Wells Fargo CEO: We Can Block Customers From Filing Lawsuits Because We Promise To Not Screw Up Again

Imagine a teenager who has been repeatedly caught sneaking out with their friends to get drunk and pilfer garden gnomes from the neighborhood. The teen’s parents ask “Why should we trust you anymore?” and the best answer the adolescent nincompoop can provide is, “Because I started cleaning my room and I’m gonna pass that Geometry quiz, I think.” Now, replace that teen with Wells Fargo, and you’ll basically have the scene from this morning’s Senate Banking Committee hearing.

At the hearing, Sen. Sherrod Brown of Ohio asked Wells Fargo CEO Tim Sloan directly if the bank has plans to rein in its use of forced arbitration, which prevents customers from filing lawsuits against Wells, even over accounts they never opened in the first place. Instead, wronged customers must go through individual, closed-door arbitration — a process that many Americans don’t even know exists until they try to sue their bank.

“For years, your bank used forced arbitration to hide cases where customers alleged fake accounts had been opened in their names,” said Brown. “Not only did you use forced arbitration to keep the fraud hidden — that’s what it did — but your bank’s also taken the position that the fine print on a real account should apply to a fraudulent one.”

Sen. Brown asked Sloan if Wells Fargo was willing to commit to ending its use of this practice. Not shockingly, Sloan’s answer was “No.”

But rather than launch into the normal litany of half-truths that the banking industry often uses to justify this practice, Sloan instead made the risible argument that Wells Fargo had improved so much in the last year that customers wouldn’t need to sue.

“When I hear the word arbitration, what I hear is the word ‘failing,’ and when we have to resort to — and have to have a conversation with our customers about — arbitration, it means that we don’t have the right product, we haven’t provided it in the right way, we haven’t responded to their complaint, and we haven’t made it right to them,” explained Sloan, who then went into detail about how Wells is reviewing all its products, improving its training, and aiming to resolve disputes immediately.

The problem is, the fake account scandal wasn’t about bad products, poor customer service, or dispute resolution. It was about Wells Fargo employees trying to make sales quotas by opening multiple, bogus accounts in the names of existing customers. That is an allegation of fraud, not shoddy service.

Sloan’s response came across like a fast food CEO responding to a food borne illness outbreak by saying “We’ve sped up the drive-thru and added Crystal Pepsi to the soda fountain!”

Brown was more polite, thanking the CEO for his “long and detailed answer,” before he got back to the main point of his line of questioning:

“You’re still going to use those forced arbitration to take advantage of your customers,” said the senator. “Why should we believe you’re committed to changing your bank’s practices and being fair to customers when you continue to use that behind-closed-doors arbitration system that clearly doesn’t allow customers their day in court?”

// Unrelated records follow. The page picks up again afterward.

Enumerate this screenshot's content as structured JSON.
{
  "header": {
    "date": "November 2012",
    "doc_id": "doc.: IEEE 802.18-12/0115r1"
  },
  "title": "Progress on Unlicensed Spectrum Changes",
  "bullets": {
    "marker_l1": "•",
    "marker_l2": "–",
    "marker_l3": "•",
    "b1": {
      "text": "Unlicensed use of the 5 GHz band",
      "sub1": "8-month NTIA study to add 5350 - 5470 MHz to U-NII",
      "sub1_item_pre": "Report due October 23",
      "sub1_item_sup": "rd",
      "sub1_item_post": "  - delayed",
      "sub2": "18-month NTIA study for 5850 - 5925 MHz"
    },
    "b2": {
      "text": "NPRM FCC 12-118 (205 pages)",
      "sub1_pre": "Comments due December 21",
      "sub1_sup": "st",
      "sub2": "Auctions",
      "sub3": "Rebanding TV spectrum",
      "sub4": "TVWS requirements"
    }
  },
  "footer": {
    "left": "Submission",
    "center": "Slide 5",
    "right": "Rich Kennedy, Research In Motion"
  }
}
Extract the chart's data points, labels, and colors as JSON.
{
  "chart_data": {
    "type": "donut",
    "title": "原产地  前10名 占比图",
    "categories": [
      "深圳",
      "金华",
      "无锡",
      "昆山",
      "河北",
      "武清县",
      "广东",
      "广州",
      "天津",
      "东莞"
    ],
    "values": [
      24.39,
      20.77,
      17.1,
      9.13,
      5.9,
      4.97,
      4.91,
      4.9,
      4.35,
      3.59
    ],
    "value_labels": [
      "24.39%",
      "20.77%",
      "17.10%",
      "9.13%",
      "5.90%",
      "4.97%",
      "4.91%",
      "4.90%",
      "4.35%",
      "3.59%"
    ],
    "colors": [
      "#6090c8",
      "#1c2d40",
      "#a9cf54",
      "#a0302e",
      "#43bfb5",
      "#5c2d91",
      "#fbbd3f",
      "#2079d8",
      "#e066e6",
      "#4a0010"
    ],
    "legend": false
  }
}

This time, Sloan was more explicit in his because-we-promise-to-not-do-it-again reply, saying, “The reason is because I think we’ve made fundamental changes so it will limit the number of times–” before Brown interjected, “I appreciate that, but give them their day in court so that those who you are not able to help or that you’re not able to satisfy?”

That’s when Sloan finally started regurgitating bank industry talking points about the “efficiency” of arbitration, and how the Consumer Financial Protection Bureau’s own study agreed that arbitration can be an expeditious way of resolve a customer’s legal dispute.

But Brown pointed out that this is a very slanted reading of the CFPB study, as this cherry-picked conclusion is about customers who have unique legal disputes with banks; not about the best or most efficient way to hold a bank accountable for a systemic failure to protect its customers from employee fraud.

Though Wells Fargo is attempting to settle some of the lawsuits arising from the ongoing fake account fiasco scandal, the bank continues to argue in court that it should not have to even face these class actions because of arbitration clauses included in customer contracts.

Attorneys representing Wells customers counter that the arbitration agreement only involves disputes over legal issues that could reasonably arise from the normal operation of a financial institution, and that the clauses should not protect a bank from having to answer from deliberate fraud allegedly committed by thousands of employees; bad behavior that bank executives have admitted to knowing about for years.

Last summer the CFPB finalized a new rule that would prevent many banks and other financial services from using forced arbitration to stop class actions. Banks could still compel arbitration in individual disputes, but they would be barred from using that contract clause to prevent customers from joining similar complaints into a single class complaint.

Bank-backed members of Congress are currently attempting to pass a resolution that would undo that rule. That resolution glided through the House on a nearly party-line vote in July, but has been sitting untouched by the Senate since, with some news sources reporting that there aren’t enough votes to pass it in the Senate. That resolution must be signed by the President by early November or the CFPB rule goes into effect.

That’s why the U.S. Chamber of Commerce, and several other bank-backed lobbying groups, recently filed an eleventh-hour lawsuit seeking to overturn the CFPB rule.